Dass vorliegend letztendlich doch die Externistenprüfung abgelegt wurde und der häusliche Schulbesuch behördlicherseits für das aktuelle Schuljahr wieder bewilligt werden konnte, ist zwar im Hinblick auf die Zukunftsprognose relevant, und zwar insofern, als wohl angenommen werden kann, dass die Beschwerdeführerin letztendlich eingesehen hat, zwischen ihrer persönlichen Einstellung zum Unterricht an öffentlichen Schulen einerseits und den unbeschadet dessen bestehenden Verpflichtungen des Erziehungsberechtigten andererseits unterscheiden zu müssen. Um der Beschwerdeführerin diese Notwendigkeit auch durch eine behördliche Feststellung zu vermitteln, war die Erteilung einer Ermahnung im Sinne des § 45 Abs.1 2. Satz VStG jedenfalls geboten. Für die retrospektive Betrachtung, ob die Voraussetzungen des § 45 Abs. 1 Z4 VStG überhaupt vorlagen, die ja Grundlage für die Erteilung einer Ermahnung sind, ist der Blick auf die spezialpräventive Wirkung, wie ihn die belangte Behörde für ihre Entscheidung herangezogen hat, allerdings nicht tauglich.

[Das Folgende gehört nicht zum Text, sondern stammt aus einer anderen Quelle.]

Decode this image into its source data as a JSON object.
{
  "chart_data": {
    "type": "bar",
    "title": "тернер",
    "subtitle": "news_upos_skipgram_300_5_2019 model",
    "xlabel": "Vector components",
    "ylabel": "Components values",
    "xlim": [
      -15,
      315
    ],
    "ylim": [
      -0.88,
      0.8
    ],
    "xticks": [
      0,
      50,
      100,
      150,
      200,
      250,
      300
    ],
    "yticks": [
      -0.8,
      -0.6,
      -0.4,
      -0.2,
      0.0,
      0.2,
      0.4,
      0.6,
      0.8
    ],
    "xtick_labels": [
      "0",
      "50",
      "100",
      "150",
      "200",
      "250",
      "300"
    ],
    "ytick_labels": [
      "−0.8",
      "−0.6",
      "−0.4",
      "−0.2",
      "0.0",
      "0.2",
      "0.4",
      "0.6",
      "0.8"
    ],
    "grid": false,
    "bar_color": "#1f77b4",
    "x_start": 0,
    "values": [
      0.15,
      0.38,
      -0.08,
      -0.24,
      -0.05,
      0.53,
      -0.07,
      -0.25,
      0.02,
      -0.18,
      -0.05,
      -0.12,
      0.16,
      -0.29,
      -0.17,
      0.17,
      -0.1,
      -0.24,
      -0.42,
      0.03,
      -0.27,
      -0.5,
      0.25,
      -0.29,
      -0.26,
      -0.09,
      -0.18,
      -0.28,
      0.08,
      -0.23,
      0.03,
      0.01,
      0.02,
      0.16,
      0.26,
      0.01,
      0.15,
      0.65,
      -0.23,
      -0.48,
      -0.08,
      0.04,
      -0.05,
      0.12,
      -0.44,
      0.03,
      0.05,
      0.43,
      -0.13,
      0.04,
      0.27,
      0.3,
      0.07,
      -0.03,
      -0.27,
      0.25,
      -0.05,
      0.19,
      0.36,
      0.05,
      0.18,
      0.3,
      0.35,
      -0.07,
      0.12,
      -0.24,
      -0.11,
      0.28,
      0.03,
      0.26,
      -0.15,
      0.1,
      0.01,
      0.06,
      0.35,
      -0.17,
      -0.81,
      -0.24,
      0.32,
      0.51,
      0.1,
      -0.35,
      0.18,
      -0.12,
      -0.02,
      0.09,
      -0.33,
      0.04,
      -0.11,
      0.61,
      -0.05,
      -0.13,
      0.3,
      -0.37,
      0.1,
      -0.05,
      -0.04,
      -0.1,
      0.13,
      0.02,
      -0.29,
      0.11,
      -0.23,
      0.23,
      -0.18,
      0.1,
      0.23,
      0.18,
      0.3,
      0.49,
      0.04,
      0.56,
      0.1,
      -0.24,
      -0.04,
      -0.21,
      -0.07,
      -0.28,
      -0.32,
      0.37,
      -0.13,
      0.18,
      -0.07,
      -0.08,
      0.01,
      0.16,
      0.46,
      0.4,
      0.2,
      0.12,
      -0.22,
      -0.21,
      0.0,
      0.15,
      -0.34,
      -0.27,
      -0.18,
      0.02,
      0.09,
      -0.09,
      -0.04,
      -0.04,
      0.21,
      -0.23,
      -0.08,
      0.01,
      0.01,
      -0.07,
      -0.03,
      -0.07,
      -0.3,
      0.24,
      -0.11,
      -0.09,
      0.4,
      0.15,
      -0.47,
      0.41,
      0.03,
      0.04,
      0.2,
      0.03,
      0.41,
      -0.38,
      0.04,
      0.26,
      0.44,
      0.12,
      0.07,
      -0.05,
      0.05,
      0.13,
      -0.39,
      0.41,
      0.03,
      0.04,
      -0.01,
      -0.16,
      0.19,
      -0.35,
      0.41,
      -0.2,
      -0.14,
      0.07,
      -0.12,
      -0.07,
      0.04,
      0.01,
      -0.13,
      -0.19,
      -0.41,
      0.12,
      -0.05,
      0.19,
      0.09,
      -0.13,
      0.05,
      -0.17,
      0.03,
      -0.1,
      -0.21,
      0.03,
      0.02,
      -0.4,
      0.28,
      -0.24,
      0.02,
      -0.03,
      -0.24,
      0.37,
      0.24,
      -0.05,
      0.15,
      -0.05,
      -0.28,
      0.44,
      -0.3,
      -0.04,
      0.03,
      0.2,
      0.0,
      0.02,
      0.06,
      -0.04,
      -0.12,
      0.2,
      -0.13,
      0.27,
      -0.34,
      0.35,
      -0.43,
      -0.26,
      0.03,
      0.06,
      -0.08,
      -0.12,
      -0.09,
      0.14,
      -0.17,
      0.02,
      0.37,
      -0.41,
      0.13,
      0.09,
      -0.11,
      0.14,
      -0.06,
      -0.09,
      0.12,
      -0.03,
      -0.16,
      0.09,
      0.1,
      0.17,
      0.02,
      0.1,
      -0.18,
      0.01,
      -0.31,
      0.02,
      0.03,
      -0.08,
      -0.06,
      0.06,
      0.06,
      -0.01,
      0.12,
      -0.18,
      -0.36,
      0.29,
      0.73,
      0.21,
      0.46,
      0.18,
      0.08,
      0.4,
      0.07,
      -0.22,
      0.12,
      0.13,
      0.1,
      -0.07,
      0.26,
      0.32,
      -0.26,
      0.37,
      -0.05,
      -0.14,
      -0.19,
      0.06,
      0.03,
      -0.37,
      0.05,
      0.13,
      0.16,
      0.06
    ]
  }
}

In Anbetracht dieser Ausführungen konnte der Beschwerde gegen die erteilte Ermahnung als ohnehin höchst gelindes Mittel kein Erfolg beschieden sein.

 

 

Zu II.:

Unzulässigkeit der ordentlichen Revision:

 

Die ordentliche Revision ist für die belangte Behörde und die revisionsberechtigte Formalpartei unzulässig, da keine Rechtsfrage im Sinne des Art. 133 Abs. 4 B-VG zu beurteilen war, der grundsätzliche Bedeutung zukommt. Weder weicht die gegenständliche Entscheidung von der bisherigen Rechtsprechung des Verwaltungsgerichtshofes ab, noch fehlt es an einer Rechtsprechung. Weiters ist die dazu vorliegende Rechtsprechung des Verwaltungsgerichtshofes auch nicht als uneinheitlich zu beurteilen. Ebenfalls liegen keine sonstigen Hinweise auf eine grundsätzliche Bedeutung der zu lösenden Rechtsfrage vor.

 

Für die Beschwerdeführerin ist die Möglichkeit zur Revisionserhebung gemäß § 25a Abs. 4 VwGG ex lege ausgeschlossen.

 

R e c h t s m i t t e l b e l e h r u n g

Gegen dieses Erkenntnis besteht innerhalb von sechs Wochen ab dem Tag der Zustellung die Möglichkeit der Erhebung einer Beschwerde beim Verfassungsgerichtshof. Eine Beschwerde an den Verfassungsgerichtshof ist unmittelbar bei diesem einzubringen. Die Abfassung und die Einbringung einer Beschwerde müssen durch einen bevollmächtigten Rechtsanwalt bzw. eine bevollmächtigte Rechtsanwältin erfolgen. Für die Beschwerde ist eine Eingabegebühr von 240.- Euro zu entrichten.

 

Da für den vorliegenden Fall gemäß § 25a Abs. 4 VwGG eine Revision nur wegen Verletzung in subjektiven Rechten (Art. 133 Abs. 6 Z 1 B-VG) ausgeschlossen ist, steht der belangten Behörde/der revisionslegitimierten Formalpartei die außerordentliche Revision beim Verwaltungsgerichtshof offen, die beim Landesverwaltungsgericht Oberösterreich einzubringen ist.